Nobody is without flaws. However, only those who acknowledge when they make mistakes and sincerely attempt to live what they teach should be heeded.

What do they have in their portfolio?

It’s all too easy for individuals to take risks with other people’s money that they wouldn’t take with their own money. “Never ask anybody for their opinion, prediction, or advice,” Taleb rightly cautions. Simply inquire as to what they have in their portfolio — or do not have.” Don’t put your money — or anything else — in the hands of someone who has your skin in one game and his in another.

Self-made millionaire Seymour Schulich recommends consumers to acquire shares in firms “where the executives and directors possess a big quantity of equity” for a similar reason. The more a company’s fortunes are linked to its workers’ personal finances, the harder they’ll fight to make it a long-term success, and the better your investment will perform as a result.

What would they do if they found themselves in your situation?

When ailing people are on the verge of death, they often request that every life-saving action be done to extend their lives. If they’re unable to make that choice for themselves, families will frequently make every effort on their behalf, and physicians will always do everything possible to keep the patient alive — even if it’s just barely. When physicians are asked about their personal end-of-life decisions, few say they would want life-saving procedures done on them. They are aware of the dangers, agony, and often negligible advantages associated with things like breathing, feeding tubes, and unending rounds of chemotherapy, unlike patients.

What someone would advocate in the abstract — when no one else is impacted — is often not the same as what they would select for themselves.

So, while making a choice, inquire about what others would do if they were in your situation.

Do they expose their identity by showing their face and revealing their name?

“A half-man…isn’t someone who doesn’t have an opinion; it’s someone who isn’t willing to risk it.” Nassim Taleb is a professor of mathematics at the University of Pennsylvania.

A man’s statements and acts had to be confirmed in public in antiquity. He needed to speak to individuals one-on-one so that they could judge his reputation, assess his reliability, and question his points.
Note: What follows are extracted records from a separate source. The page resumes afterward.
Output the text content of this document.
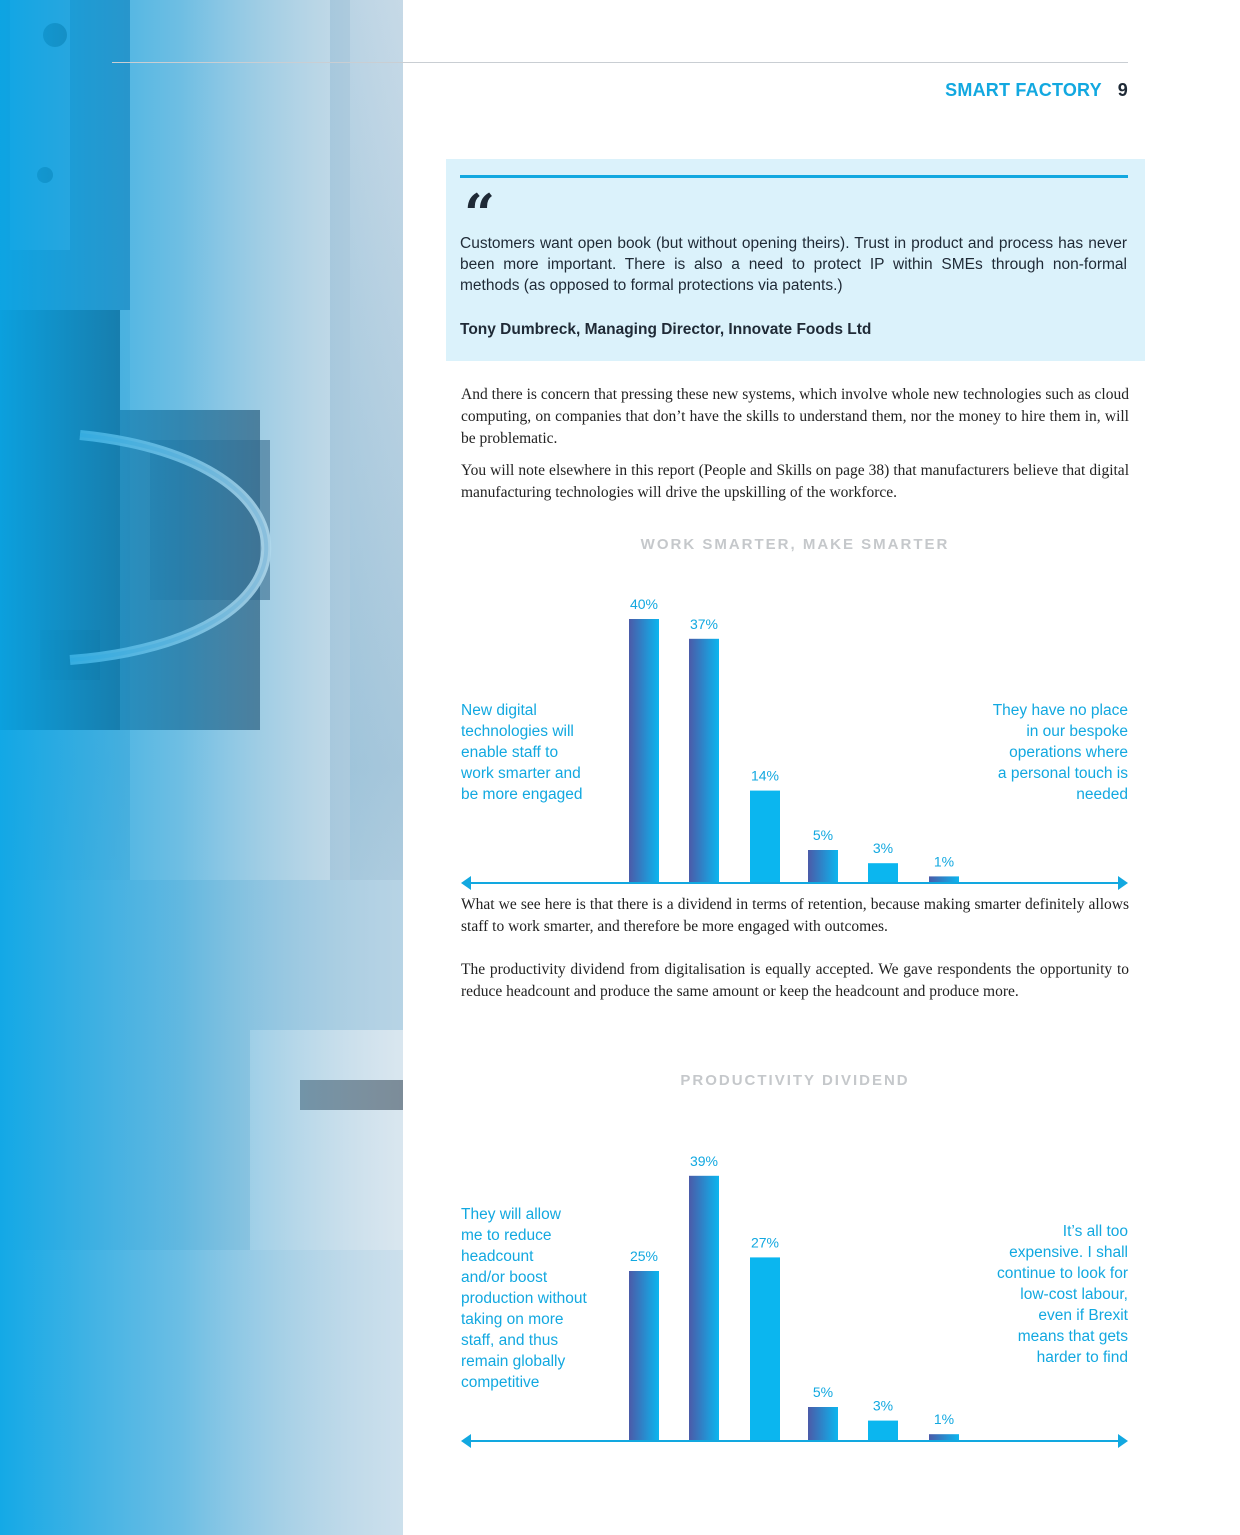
SMART FACTORY 9
“
Customers want open book (but without opening theirs). Trust in product and process has never been more important. There is also a need to protect IP within SMEs through non-formal methods (as opposed to formal protections via patents.)
Tony Dumbreck, Managing Director, Innovate Foods Ltd

And there is concern that pressing these new systems, which involve whole new technologies such as cloud computing, on companies that don’t have the skills to understand them, nor the money to hire them in, will be problematic.

You will note elsewhere in this report (People and Skills on page 38) that manufacturers believe that digital manufacturing technologies will drive the upskilling of the workforce.

WORK SMARTER, MAKE SMARTER
New digital
technologies will
enable staff to
work smarter and
be more engaged
They have no place
in our bespoke
operations where
a personal touch is
needed
40%
37%
14%
5%
3%
1%

What we see here is that there is a dividend in terms of retention, because making smarter definitely allows staff to work smarter, and therefore be more engaged with outcomes.

The productivity dividend from digitalisation is equally accepted. We gave respondents the opportunity to reduce headcount and produce the same amount or keep the headcount and produce more.

PRODUCTIVITY DIVIDEND
They will allow
me to reduce
headcount
and/or boost
production without
taking on more
staff, and thus
remain globally
competitive
It’s all too
expensive. I shall
continue to look for
low-cost labour,
even if Brexit
means that gets
harder to find
25%
39%
27%
5%
3%
1%
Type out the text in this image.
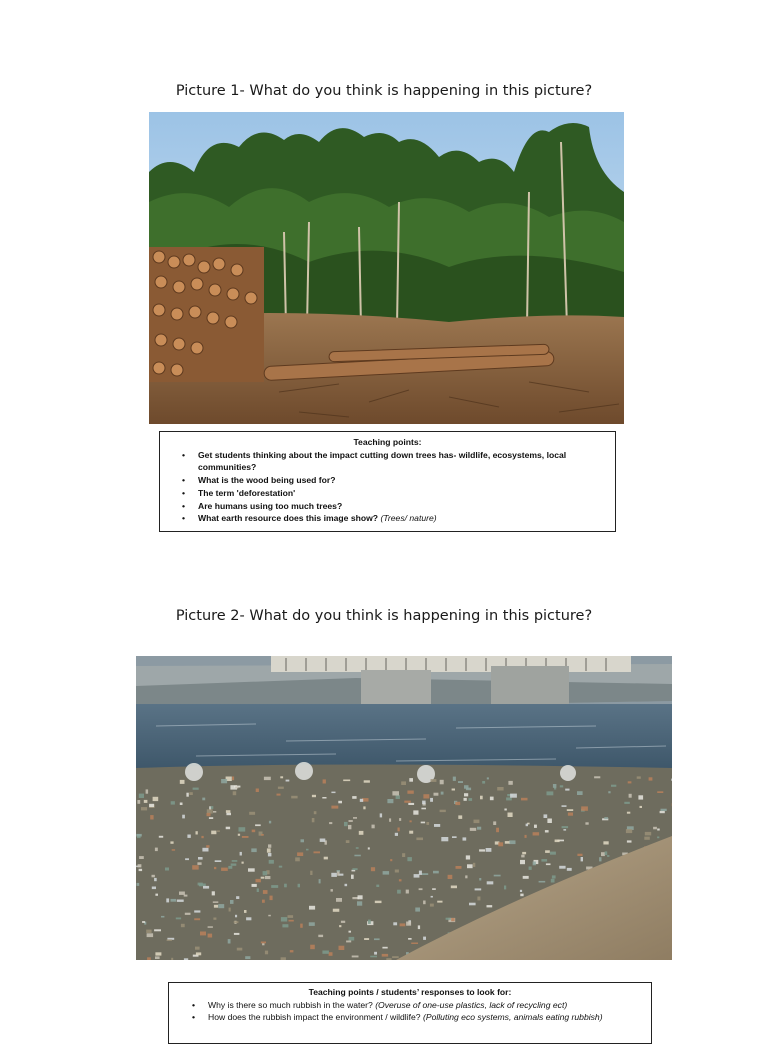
Picture 1- What do you think is happening in this picture?
Teaching points:
• Get students thinking about the impact cutting down trees has- wildlife, ecosystems, local communities?
• What is the wood being used for?
• The term 'deforestation'
• Are humans using too much trees?
• What earth resource does this image show? (Trees/ nature)
Picture 2- What do you think is happening in this picture?
Teaching points / students’ responses to look for:
• Why is there so much rubbish in the water? (Overuse of one-use plastics, lack of recycling ect)
• How does the rubbish impact the environment / wildlife? (Polluting eco systems, animals eating rubbish)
The internet, on the other hand, works on the exact opposite principle: it is immensely democratic while also being completely shameless. Article writers must use their true names, expose their faces, disclose their sources, and subject their reputation to criticism with each post. Blog commenters, on the other hand, may provide anonymous, risk-free disagreement. They are not compelled to provide evidence for why they should be believed, and their credibility cannot be verified. On the internet, anybody may claim to be a “former Navy SEAL” or a “medical doctor.” Anyone can sound clever by using sarcasm and wrath. And if they’re incorrect, they’re not held liable, and their personal reputation isn’t harmed.
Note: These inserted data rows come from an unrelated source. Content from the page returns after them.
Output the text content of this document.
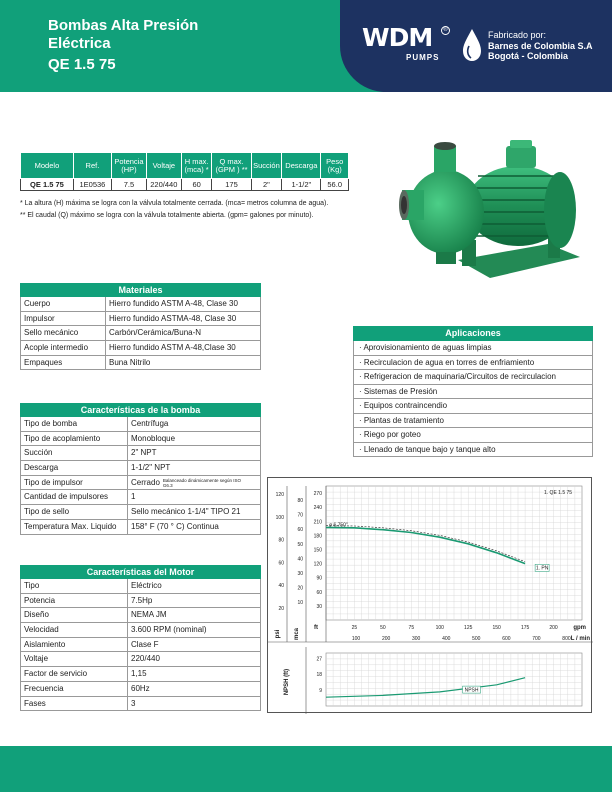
Bombas Alta Presión
Eléctrica
QE 1.5 75
WDM	®
PUMPS
Fabricado por:
Barnes de Colombia S.A
Bogotá - Colombia
Modelo	Ref.	Potencia (HP)	Voltaje	H max. (mca) *	Q max. (GPM ) **	Succión	Descarga	Peso (Kg)
QE 1.5 75	1E0536	7.5	220/440	60	175	2"	1-1/2"	56.0
* La altura (H) máxima se logra con la válvula totalmente cerrada. (mca= metros columna de agua).
** El caudal (Q) máximo se logra con la válvula totalmente abierta. (gpm= galones por minuto).
Materiales
Cuerpo	Hierro fundido ASTM A-48, Clase 30
Impulsor	Hierro fundido ASTMA-48, Clase 30
Sello mecánico	Carbón/Cerámica/Buna-N
Acople intermedio	Hierro fundido ASTM A-48,Clase 30
Empaques	Buna Nitrilo
Aplicaciones
· Aprovisionamiento de aguas limpias
· Recirculacion de agua en torres de enfriamiento
· Refrigeracion de maquinaria/Circuitos de recirculacion
· Sistemas de Presión
· Equipos contraincendio
· Plantas de tratamiento
· Riego por goteo
· Llenado de tanque bajo y tanque alto
Características de la bomba
Tipo de bomba	Centrífuga
Tipo de acoplamiento	Monobloque
Succión	2" NPT
Descarga	1-1/2" NPT
Tipo de impulsor	Cerrado Balanceado dinámicamente según ISO G6.3
Cantidad de impulsores	1
Tipo de sello	Sello mecánico 1-1/4" TIPO 21
Temperatura Max. Liquido	158° F (70 ° C) Continua
Características del Motor
Tipo	Eléctrico
Potencia	7.5Hp
Diseño	NEMA JM
Velocidad	3.600 RPM (nominal)
Aislamiento	Clase F
Voltaje	220/440
Factor de servicio	1,15
Frecuencia	60Hz
Fases	3
120
100
80
60
40
20
80
70
60
50
40
30
20
10
270
240
210
180
150
120
90
60
30
psi mca ft	25	50	75	100	125	150	175	200	gpm
100	200	300	400	500	600	700	800 L / min
1. QE 1.5 75
ø 6.750"
1. PN
27
18
9
NPSH (ft)	NPSH
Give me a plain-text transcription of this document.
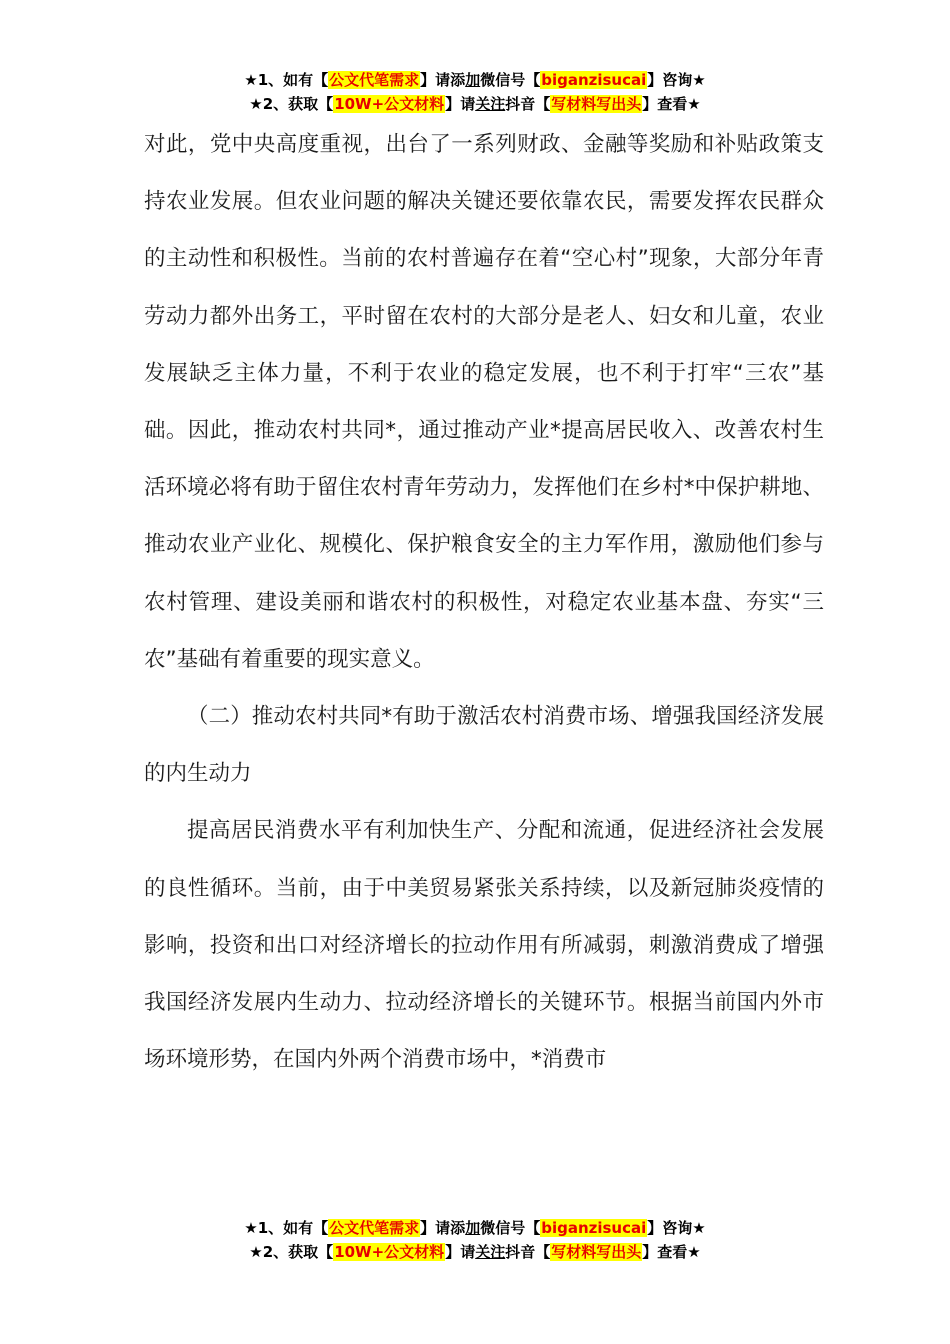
★1、如有【公文代笔需求】请添加微信号【biganzisucai】咨询★
★2、获取【10W+公文材料】请关注抖音【写材料写出头】查看★

对此，党中央高度重视，出台了一系列财政、金融等奖励和补贴政策支持农业发展。但农业问题的解决关键还要依靠农民，需要发挥农民群众的主动性和积极性。当前的农村普遍存在着“空心村”现象，大部分年青劳动力都外出务工，平时留在农村的大部分是老人、妇女和儿童，农业发展缺乏主体力量，不利于农业的稳定发展，也不利于打牢“三农”基础。因此，推动农村共同*，通过推动产业*提高居民收入、改善农村生活环境必将有助于留住农村青年劳动力，发挥他们在乡村*中保护耕地、推动农业产业化、规模化、保护粮食安全的主力军作用，激励他们参与农村管理、建设美丽和谐农村的积极性，对稳定农业基本盘、夯实“三农”基础有着重要的现实意义。

（二）推动农村共同*有助于激活农村消费市场、增强我国经济发展的内生动力

提高居民消费水平有利加快生产、分配和流通，促进经济社会发展的良性循环。当前，由于中美贸易紧张关系持续，以及新冠肺炎疫情的影响，投资和出口对经济增长的拉动作用有所减弱，刺激消费成了增强我国经济发展内生动力、拉动经济增长的关键环节。根据当前国内外市场环境形势，在国内外两个消费市场中，*消费市

★1、如有【公文代笔需求】请添加微信号【biganzisucai】咨询★
★2、获取【10W+公文材料】请关注抖音【写材料写出头】查看★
For this reason, I’ve avoided having comments on the Art of Manliness for a long time. Nonetheless, I kept them because I thought they had a few advantages for both myself and readers: some people enjoy them (more clicks for me! ), and people occasionally leave helpful comments (though even on a site like AoM, where the comments were a cut above the rest of the internet, the ratio of useless to useful comments was still about 5:1). But, after much thought and writing, I’ve come to the decision that, although it may irritate or disappoint some, and may even affect my financial line, I cannot continue to host what is fundamentally a dishonest medium of speech on principle.


It, if you want to discuss and debate our material in the future, please do so on Facebook, where you’ll have to use your actual name, give your opinion in front of your friends and thousands of others, and back up your remarks with a little more skin in the game.

It’s either that or retire.



The “skin in the game meaning origin” is a phrase that means having enough skin in the game to be able to withstand any and all losses. The term originated from poker, where it was used to describe how players should have more money than their opponents in order to make up for any losses they might incur.